Looking northward I could see an anvil from a storm more than 90 miles to my northwest over the Shenandoah valley. Thinking this might represent the leading edge of convection from the approaching cold front I decided to pull up stakes and motor northward. Grabbing a quick dinner in Gretna I continued north on Rte 29 toward the Lynchburg vicinity to intercept a cell that was crossing the mountains near there. Sure enough this storm became severe-warned so I diverted east at Yellow Branch, thinking I would head northeast to Rte 460 near Appomattox. The storm had other ideas and turned right to a southerly direction.

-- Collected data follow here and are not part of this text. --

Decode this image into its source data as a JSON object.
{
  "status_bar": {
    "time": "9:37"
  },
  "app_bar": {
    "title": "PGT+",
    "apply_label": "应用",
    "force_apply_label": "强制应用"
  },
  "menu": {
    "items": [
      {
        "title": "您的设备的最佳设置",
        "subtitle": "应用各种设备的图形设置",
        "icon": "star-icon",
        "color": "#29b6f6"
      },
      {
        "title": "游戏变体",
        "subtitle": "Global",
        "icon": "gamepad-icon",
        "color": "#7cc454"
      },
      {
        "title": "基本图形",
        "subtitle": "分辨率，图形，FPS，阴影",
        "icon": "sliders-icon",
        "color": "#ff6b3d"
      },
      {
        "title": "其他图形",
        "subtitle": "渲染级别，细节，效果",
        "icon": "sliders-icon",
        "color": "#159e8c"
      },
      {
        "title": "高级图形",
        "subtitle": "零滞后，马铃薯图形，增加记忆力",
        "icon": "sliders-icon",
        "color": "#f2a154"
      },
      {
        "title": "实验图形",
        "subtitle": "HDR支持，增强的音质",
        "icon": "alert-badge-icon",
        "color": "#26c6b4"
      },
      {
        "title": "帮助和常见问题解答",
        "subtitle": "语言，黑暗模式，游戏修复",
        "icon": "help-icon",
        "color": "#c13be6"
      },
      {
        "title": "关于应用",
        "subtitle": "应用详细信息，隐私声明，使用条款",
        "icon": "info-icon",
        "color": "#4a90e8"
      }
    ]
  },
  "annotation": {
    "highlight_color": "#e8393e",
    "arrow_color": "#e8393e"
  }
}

Thus I stopped on an access road off Rte 24 a couple miles west of Rustburg to watch and wait. Surface winds were at my back as I faced the storm, a sure sign that it was inflow dominant and worth watching. The radar also showed a velocity couplet on its southern edge that was moving directly toward me so I stayed put:
As I watched the slowly moving storm cycled several times, with each cycle resulting in some form of wall cloud. This was the overall view of the storm with the main updraft and anvil behind this rain-free base and wall cloud:
Inflow bands also developed east of the storm during at least one cycle, and I saw what looked like a hail shaft at one point as well. When sunset neared I headed back home, driving under another cell with heavy rain and frequent lightning that eventually became severe-warned after dark.